【问题标题】:How to assign new coordinates into a multiindex in xarray如何将新坐标分配给xarray中的多索引
【发布时间】:2020-05-30 11:32:11
【问题描述】:

我正在尝试为 xarray DataArray 的 multiIndex 分配新坐标。

我有一个 dataArray,它包含 2 个主要维度(“经度”、“纬度”)和一个单一的多索引(“状态”)。

这是 DataArray 结构:

print(dataArray)

<xarray.DataArray (longitude: 5000, latitude: 3000)>
array([[nan, nan, nan, ..., nan, nan, nan],
       [nan, nan, nan, ..., nan, nan, nan],
       [nan, nan, nan, ..., nan, nan, nan],
       ...,
       [nan, nan, nan, ..., nan, nan, nan],
       [nan, nan, nan, ..., nan, nan, nan],
       [nan, nan, nan, ..., nan, nan, nan]])
Coordinates:
  * longitude  (longitude) float64 -145.0 -145.0 -144.9 ... -15.05 -15.03 -15.0
  * latitude   (latitude) float64 -85.0 -84.96 -84.93 ... 24.93 24.96 25.0
    states     (latitude, longitude) float64 nan nan nan nan ... nan nan nan nan

“州”多索引仅包含整数值,我想转换它们,或添加第二个带有“命名坐标”的多索引(即:美国、意大利、德国、巴西......)。
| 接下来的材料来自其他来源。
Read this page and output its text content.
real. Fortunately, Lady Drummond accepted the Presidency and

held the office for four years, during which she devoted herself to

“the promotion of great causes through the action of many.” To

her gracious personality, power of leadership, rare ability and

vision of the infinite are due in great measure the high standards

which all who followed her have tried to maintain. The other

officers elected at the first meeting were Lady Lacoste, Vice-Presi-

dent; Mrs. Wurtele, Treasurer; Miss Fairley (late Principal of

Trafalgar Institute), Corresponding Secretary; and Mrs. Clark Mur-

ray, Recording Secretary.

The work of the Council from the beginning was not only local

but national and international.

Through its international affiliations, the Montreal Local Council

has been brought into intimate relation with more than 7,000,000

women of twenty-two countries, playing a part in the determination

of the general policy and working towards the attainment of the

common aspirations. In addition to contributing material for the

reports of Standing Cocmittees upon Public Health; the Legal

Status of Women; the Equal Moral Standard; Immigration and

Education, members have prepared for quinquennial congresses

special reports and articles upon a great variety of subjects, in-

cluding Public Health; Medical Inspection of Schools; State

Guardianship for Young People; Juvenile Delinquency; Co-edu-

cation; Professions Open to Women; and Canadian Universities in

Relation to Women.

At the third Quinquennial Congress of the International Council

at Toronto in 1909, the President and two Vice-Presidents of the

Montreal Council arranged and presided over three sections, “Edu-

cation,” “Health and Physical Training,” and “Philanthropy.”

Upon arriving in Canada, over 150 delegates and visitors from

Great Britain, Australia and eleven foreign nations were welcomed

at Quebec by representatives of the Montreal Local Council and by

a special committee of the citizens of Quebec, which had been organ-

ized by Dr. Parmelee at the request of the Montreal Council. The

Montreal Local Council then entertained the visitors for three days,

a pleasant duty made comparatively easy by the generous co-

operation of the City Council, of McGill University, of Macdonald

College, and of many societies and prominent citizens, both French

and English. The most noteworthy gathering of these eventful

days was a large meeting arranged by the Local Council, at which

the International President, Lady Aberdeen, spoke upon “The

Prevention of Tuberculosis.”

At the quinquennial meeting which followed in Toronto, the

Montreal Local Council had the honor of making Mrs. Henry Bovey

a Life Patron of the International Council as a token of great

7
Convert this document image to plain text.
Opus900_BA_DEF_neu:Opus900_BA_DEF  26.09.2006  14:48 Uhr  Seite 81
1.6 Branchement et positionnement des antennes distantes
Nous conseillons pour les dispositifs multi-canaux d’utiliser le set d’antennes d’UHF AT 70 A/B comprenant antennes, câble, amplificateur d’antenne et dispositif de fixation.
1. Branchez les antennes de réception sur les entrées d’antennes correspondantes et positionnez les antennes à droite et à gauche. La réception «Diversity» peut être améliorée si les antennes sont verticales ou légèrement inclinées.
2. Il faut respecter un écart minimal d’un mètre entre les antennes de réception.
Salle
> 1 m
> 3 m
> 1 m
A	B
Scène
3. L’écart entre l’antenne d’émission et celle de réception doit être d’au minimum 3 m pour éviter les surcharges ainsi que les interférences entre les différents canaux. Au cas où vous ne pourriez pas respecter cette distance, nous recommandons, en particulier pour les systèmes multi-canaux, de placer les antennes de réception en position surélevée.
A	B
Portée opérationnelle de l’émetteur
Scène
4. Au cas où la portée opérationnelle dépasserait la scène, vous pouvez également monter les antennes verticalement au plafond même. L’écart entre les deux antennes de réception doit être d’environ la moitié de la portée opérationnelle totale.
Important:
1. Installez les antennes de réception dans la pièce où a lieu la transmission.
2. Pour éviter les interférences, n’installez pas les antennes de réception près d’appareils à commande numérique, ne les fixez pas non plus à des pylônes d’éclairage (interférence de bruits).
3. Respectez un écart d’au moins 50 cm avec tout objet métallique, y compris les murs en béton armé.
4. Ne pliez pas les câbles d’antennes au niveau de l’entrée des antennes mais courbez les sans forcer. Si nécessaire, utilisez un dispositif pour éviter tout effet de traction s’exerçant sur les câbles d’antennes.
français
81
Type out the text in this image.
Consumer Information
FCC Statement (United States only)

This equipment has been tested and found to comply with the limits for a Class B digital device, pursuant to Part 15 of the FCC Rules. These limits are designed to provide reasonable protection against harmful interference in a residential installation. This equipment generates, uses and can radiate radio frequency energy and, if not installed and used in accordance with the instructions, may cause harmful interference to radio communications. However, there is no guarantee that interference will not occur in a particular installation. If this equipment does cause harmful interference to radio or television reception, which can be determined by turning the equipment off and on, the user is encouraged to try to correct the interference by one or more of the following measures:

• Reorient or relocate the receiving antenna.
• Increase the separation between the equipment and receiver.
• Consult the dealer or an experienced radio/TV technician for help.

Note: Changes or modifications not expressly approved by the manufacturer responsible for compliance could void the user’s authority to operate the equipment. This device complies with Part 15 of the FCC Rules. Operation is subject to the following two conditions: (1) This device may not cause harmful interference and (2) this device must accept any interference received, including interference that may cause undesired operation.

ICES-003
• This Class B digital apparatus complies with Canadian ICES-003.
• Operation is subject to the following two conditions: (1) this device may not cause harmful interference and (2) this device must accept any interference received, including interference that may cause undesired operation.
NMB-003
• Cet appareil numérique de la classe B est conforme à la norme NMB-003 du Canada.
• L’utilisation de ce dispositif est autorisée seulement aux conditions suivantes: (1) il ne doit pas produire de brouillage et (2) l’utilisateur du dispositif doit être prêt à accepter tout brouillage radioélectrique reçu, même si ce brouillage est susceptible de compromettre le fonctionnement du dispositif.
一旦有了命名的“状态”多索引,就可以通过其专有名称轻松选择给定状态 - 从可用索引中。

下面是一个可重现的脚本。取自here

import pandas as pd
pd.set_option('display.width', 50000)
pd.set_option('display.max_rows', 50000)
pd.set_option('display.max_columns', 5000)
import geopandas
from rasterio import features
from affine import Affine
import numpy as np
import xarray as xr
from cartopy.io import shapereader



def transform_from_latlon(lat, lon):
    lat = np.asarray(lat)
    lon = np.asarray(lon)
    trans = Affine.translation(lon[0], lat[0])
    scale = Affine.scale(lon[1] - lon[0], lat[1] - lat[0])
    return trans * scale

def rasterize(shapes, coords, fill=np.nan, **kwargs):
    """Rasterize a list of (geometry, fill_value) tuples onto the given
    xray coordinates. This only works for 1d latitude and longitude
    arrays.
    """
    transform = transform_from_latlon(coords['latitude'], coords['longitude'])
    out_shape = (len(coords['latitude']), len(coords['longitude']))
    raster = features.rasterize(shapes, out_shape=out_shape,
                                fill=fill, transform=transform,
                                dtype=float, **kwargs)
    return xr.DataArray(raster, coords=coords, dims=('latitude', 'longitude'))



if '__main__' == __name__:

    # this shapefile is from natural earth data
    # http://www.naturalearthdata.com/downloads/10m-cultural-vectors/10m-admin-1-states-provinces/



    resolution = '10m'
    category = 'cultural'
    name = 'admin_0_countries'

    shpfilename = shapereader.natural_earth(resolution, category, name)

    # read the shapefile using geopandas
    states = geopandas.read_file(shpfilename)

    South_America = states[states['SUBREGION'] == 'South America'].reset_index(drop=True)


    state_ids = {k: i for i, k in enumerate(South_America['NAME_LONG'])}
    shapes = [(shape, n) for n, shape in enumerate(South_America.geometry)]

    LONGITUDE = np.linspace(-145, -15, num=5000)
    LATITUDE = np.linspace(-85, 25, num=3000)


    ds = xr.DataArray(coords=(LONGITUDE, LATITUDE), dims=['longitude', 'latitude'])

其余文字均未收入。